Preman Bukan Porsinya Kopassus

Senin, 08 April 2013 – 00:28 WIB
Sutiyoso. Foto: Dokumen JPNN
TIM Investigasi bentukan TNI AD telah menyimpulkan pelaku penembakan terhadap empat tahanan di Lembaga Permasyarakatan (Lapas) Cebongan, Sleman, Yogyakarta adalah pasukan elit Grup II Kopassus Kandang Menjangan, Kartosuro. Insiden yang memakan korban jiwa itu merupakan rentetan dari tewasnya seorang anggota Kopassus, Serka Heru Santoso di tangan para perman yang akhirnya ditahan di LP Cebongan.

Mantan Wakil Komandan Jenderal (Wadanjen) Kopassus, Letjen (Purn) Sutiyoso, menilai tindakan yang dilakukan anggota kesatuan elit TNI AD itu memang sebagai ungkapan rasa kebersamaan sebagai sesama anggota korps elit TNI AD itu. Adalah hal manusiawi ketika anggota Kopassus terusik karena ada rekan atau atasan di korps yang meninggal karena dibunuh secara keji.

Tapi sebagai sesepuh Kopassus, Sutiyoso tetapmengaku malu dan menganggap semangat koprs (korsa) yang ditunjukkan para yuniornya itu sebagai tindakan salah. Karenanya, bekas Pangdam Jakarta Raya yang belakangan dua periode sebagai Gubernur DKI itu menganggap sistem pembinaan kepada prajurit dalam hal pengendalian diri perlu diperbaiki.

Terlebih lagi, Kopassus punya kemampuan tinggi, termasuk dalam hal melumpuhkan lawan. "Kemampuannya sangat berbahaya," ujar Sutoyoso dalam perbincangan dengan Andrian Gilang dari JPNN di Jakarta, baru-bari ini. Berikut petikannya;

Kopassus membunuh, Bang Yos malu atau tidak?

Dalam konteks membunuh orang, pasti kita malu. Tapi rasa bangga saya terhadap korps tidak akan luntur. Ini kan namanya oknum prajurit Kopassus, yang lain juga masih banyak dan para prajurit yang lain saya harapkan tidak perlu ciut motivasinya lalu luntur.

Banyak yang dukung Kopassus karena memberantas preman. Tanggapan abang bagaimana?

Itu bukan porsi dialah (Kopassus). Serahkan ke polisi saja kayak begitu. Aku enggak setuju Kopassus memberantas preman. Serahkan ke polisi saja.

Bagaimana soal jiwa korsa?

Ya memang korsa itu selalu kita kembangkan.
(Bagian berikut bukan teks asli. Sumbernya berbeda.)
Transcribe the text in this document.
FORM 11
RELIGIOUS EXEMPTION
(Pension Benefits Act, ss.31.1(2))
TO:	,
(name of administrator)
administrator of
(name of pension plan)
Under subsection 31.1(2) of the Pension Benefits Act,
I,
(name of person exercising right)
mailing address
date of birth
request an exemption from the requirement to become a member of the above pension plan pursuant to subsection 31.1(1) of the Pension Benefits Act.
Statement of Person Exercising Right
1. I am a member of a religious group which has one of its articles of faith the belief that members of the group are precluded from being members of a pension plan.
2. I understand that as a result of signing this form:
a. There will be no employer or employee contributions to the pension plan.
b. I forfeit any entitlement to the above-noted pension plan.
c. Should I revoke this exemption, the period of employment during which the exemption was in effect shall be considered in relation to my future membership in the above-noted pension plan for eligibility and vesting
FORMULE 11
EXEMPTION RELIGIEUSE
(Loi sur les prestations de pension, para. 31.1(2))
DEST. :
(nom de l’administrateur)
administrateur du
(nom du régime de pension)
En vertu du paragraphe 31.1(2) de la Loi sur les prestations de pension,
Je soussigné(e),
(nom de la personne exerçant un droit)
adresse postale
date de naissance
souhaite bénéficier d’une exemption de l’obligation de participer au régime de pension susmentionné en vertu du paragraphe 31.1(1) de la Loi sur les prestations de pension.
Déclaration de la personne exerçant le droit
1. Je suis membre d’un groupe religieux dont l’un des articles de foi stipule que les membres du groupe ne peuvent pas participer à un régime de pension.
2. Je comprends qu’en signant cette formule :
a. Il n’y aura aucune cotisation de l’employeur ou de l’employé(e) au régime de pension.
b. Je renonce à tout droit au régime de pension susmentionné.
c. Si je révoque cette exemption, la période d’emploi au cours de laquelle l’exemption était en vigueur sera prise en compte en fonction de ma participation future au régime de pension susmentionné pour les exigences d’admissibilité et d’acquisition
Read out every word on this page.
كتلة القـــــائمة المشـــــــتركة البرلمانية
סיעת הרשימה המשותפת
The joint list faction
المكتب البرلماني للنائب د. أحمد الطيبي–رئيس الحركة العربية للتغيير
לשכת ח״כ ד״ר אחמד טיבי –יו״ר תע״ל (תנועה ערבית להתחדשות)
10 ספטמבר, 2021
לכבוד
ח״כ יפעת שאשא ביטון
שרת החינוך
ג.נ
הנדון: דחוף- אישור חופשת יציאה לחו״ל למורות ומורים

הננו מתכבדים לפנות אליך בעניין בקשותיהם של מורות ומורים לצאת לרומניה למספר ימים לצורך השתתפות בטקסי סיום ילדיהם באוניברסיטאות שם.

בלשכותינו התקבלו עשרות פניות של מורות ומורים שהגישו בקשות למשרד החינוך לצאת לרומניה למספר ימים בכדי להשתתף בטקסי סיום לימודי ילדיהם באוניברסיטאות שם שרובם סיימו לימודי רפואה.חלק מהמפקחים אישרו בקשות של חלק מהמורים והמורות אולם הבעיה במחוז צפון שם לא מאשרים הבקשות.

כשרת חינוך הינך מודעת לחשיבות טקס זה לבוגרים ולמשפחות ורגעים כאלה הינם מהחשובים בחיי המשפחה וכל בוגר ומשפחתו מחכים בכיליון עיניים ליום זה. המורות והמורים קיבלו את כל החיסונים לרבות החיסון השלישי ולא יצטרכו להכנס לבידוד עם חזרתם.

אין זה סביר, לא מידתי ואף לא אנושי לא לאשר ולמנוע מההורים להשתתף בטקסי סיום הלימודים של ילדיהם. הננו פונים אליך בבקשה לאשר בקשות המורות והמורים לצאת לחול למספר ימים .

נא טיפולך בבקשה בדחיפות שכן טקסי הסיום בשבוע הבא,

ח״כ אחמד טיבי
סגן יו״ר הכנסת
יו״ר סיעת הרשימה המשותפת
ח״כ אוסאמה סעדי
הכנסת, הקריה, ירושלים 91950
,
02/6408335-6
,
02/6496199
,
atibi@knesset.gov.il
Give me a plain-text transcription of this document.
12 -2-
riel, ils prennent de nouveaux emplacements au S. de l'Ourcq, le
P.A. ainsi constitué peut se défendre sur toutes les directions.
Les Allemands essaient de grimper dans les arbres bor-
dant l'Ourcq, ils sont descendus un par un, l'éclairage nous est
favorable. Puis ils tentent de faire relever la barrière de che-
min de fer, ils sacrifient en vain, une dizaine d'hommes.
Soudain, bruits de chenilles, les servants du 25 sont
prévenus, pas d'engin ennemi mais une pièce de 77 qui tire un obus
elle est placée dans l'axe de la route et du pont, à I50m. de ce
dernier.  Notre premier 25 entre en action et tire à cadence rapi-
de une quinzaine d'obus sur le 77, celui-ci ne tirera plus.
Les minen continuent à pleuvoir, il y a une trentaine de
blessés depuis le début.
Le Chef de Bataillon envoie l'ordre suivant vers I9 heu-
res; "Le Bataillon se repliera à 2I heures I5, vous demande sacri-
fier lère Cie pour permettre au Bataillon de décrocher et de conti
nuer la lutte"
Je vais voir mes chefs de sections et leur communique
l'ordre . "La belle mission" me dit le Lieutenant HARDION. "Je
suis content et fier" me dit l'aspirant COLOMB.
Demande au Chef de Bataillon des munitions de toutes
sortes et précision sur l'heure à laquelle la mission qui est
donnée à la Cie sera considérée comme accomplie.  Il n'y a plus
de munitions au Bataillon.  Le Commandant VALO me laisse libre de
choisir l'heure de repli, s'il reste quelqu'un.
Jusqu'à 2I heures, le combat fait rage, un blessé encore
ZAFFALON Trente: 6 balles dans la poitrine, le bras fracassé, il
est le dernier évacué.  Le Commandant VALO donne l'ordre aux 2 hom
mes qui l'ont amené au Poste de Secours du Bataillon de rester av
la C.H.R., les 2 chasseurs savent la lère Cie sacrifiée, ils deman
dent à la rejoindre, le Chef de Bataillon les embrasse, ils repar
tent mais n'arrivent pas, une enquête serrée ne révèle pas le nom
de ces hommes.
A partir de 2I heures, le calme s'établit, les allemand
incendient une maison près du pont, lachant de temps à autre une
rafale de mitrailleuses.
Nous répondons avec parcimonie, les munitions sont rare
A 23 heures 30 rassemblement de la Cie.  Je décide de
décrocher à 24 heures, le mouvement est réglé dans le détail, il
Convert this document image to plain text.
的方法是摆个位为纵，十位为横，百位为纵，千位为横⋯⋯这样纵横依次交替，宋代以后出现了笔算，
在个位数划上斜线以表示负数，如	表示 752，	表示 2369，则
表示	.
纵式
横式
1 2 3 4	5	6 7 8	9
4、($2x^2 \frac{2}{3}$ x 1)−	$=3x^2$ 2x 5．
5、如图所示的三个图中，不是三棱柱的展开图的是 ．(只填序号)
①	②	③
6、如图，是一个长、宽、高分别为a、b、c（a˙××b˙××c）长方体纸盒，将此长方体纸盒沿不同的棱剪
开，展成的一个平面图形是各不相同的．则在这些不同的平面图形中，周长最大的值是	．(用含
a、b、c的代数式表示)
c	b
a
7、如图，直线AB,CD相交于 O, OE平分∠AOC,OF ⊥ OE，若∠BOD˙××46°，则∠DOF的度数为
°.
Kebanggaan korps, rasa loyalitas kemudian rasa kebersamaan, itu kita bina baik supaya berguna di dalam pertempuran. Di dalam pertempuran banyak kejadian temannya luka, tapi karena ia ingin cepat ditinggal saja, tidak ada cerita seperti itu. Ia harus diselamatkan, itu wajib!

Nah oleh karena itu kebersamaan tadi selalu kita bangun, kita pupuk. Makin kecil satuan, suasana seperti itu makin tebal. Rasa jiwa korsa, rasa persamaan. Tentu saja setelah tahu Heru Santoso dibunuh oleh kelompok preman secara sadis, perlu timbul rasa ingin membalasnya.

Kalau kemudian rasa korsa itu dilakukan secara berlebihan seperti kejadian Cebongan, ya tentu itu salah. Tapi jiwa korsa perlu kita tumbuhkembangkan. Kncinya adalah bagaimana para perwira membina para prajurit untuk mengendalikan diri dengan baik.

Prajurit salah mentafsirkan jiwa korsa?

Dia kan manusia biasa, punya perasaan. Sekarang kalau temannya dibantai seperti itu. Ibaratnya, coba teman anda (dibunuh, red), gimana bisa membalasnya. Tapi kan itu enggak boleh sebenarnya. Namanya juga oknum. Makanya di prajurit khusus itu pengendalian diri itu menjadi hal yang sangat penting karena dia manusia berbahaya siapapun itu. Kemampuan yang dia miliki itu sangat berbahaya.

Apakah kesalahan itu di prajurit saja? Komandan bagaimana?

Di rumusan tentara tidak ada prajurit yang jelek, yang jelek perwiranya. Dia pasti sangat siap menanggung tanggungjawab itu. Itu kewenangan atasan untuk memberikan sanksi itu, biasanya sanksi administratif karena dia tidak melakukan. Sanksi administratif penurunan pangkat, dimutasi. Itu sudah hukuman amat berat bagi perwira.

Ada kemungkinan komandannya tidak tahu penyerangan ini?

Pasti tidak tahu. Kan sudah dinyatakan tidak ada perwira di situ yang terlibat.

Masyarakat pesimis peradilan militer akan dilaksanakan secara adil?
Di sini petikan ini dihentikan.